« Je suis Dracula », l’imprécation, une partie du texte non joué

Domine secundum actum meum noli me iudicare nihil dignum in conspectu tuo egi ideo deprecor maiestatem tuam ut tu Deus deleas iniquitatem meam.*

Tirade de L’imprécation de Vlad:

« Nous esclaves du Seigneur et des grands seigneurs serviteurs,
Princes des terres valaques, y régnant sur toute chose
Nous, enfants téteurs de rage et d’esprit de vengeance,
Qui ont dormi où le commun répugne ou n’ose
Nous possédons grande force et multitude de corps.
Nous inspirons la crainte par actes de violence,
Mais chérissons le courage et le sang opalin.
Nous qui fumes statues dans la montagne de bitume, le lieu où le Malin,
le dixième élève, réclame glouton pour dû,
nous forma par l’occulte, guides de Scholomance.
Nous qui prenons la forme du feu follet ou loup,
Nous chevauchons le Dragon et avons fait allégeance.
Nous dresseurs de chevaux, nous comprenons les chiens.
Nous orgueilleux, rejetons de parjure qui tant de vies écourtâmes,
Entourés de prélats pour libérer notre âme,
avons spolié nos ennemis de leurs sang
et bu leur sagesse, assurant nos défenses ».

Vlad poursuit:

« Toutes ces années de captivité nous ont meurtris, nous avons souvent été fouettés par nos ravisseurs ottomans pour être têtus et grossiers.
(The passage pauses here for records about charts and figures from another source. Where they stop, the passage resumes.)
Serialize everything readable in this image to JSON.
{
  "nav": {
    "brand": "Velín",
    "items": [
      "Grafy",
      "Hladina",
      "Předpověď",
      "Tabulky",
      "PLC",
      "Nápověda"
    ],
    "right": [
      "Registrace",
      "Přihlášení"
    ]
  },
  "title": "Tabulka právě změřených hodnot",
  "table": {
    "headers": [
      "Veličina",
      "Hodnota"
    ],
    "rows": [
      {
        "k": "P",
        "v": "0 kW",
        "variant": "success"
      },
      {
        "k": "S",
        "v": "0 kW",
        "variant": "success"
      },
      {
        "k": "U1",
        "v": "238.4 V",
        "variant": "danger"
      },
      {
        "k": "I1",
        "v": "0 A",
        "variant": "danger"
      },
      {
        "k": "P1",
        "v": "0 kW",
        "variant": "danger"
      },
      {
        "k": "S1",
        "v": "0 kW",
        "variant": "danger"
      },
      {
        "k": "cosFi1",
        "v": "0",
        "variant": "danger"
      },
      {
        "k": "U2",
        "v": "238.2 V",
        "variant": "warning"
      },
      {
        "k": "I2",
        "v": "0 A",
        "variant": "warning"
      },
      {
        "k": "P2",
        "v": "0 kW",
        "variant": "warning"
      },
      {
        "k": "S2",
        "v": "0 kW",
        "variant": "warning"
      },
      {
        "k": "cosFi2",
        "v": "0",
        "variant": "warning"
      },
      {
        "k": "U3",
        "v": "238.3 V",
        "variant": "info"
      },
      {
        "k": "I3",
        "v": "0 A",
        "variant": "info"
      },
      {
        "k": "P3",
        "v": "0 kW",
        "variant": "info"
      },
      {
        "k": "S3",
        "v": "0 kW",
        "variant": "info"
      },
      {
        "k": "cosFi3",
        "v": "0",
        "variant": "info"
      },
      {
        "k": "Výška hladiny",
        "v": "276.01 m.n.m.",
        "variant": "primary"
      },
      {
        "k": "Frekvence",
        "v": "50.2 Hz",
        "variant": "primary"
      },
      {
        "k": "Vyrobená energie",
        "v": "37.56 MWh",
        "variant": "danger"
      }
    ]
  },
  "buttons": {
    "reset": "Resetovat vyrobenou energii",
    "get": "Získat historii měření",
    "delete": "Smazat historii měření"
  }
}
Monstre, un modèle de cruauté face au monde, je me consolais en me disant** qu’il valait « Mieux vaut régner en enfer que servir au paradis » ».

 

Texte joué:

« Dégoûtés du chemin que notre frère Radu avait choisi, ainsi que des machinations des rois chrétiens voisins, nous avons trouvé refuge dans la science des armes. Nos années de réclusion ont fait de nous un féroce ennemi des Turcs.
Puisque après la bataille de Varna la croisade chrétienne européenne fut écrasée par les Turcs, les états roumains allaient de nouveau se trouver seuls devant le Croissant de Lune, dans notre esprit nous avons échafaudé un plan atroce. Nous devions gagner à tout prix trône de Valachie. Excellents connaisseurs des mœurs et des mentalités des turcs, nous savions qu’ils ne pouvaient être tenus à l’écart du pays qu’en utilisant les instincts de la peur primaire. Nous allions être immortalisés sous la forme d’un vampire buveur de sang. Nous n’allions plus jamais faire confiance, nous n’allions plus jamais oublier une offense ou une tromperie. Nous savions que nous ne pourrons garder notre place qu’en la défendant chèrement contre tous ceux qui la convoitaient.

 

De ce fait, en nous montrant plus cruels encore que nos puissants adversaires, nous allions désorganiser leurs lignes insinuant la panique dans leur esprit. Nous allions faire en sorte qu’ils voient à travers notre patronyme le Dragon et Diable en personne.
Nous étions seuls. Nos alliances ne seront plus dorénavant les chancelants états chrétiens, mais des filles terribles du désespoir : l’Épouvante, la Terreur, l’Horreur et la Douleur ! »

 

* Seigneur, ne me jugez pas après mes actes, je n’ai fait rien qui soit digne dans vos yeux donc je prie Votre Majesté de me délivrer de mes péchés».
** John Milton dans Le Paradis perdu.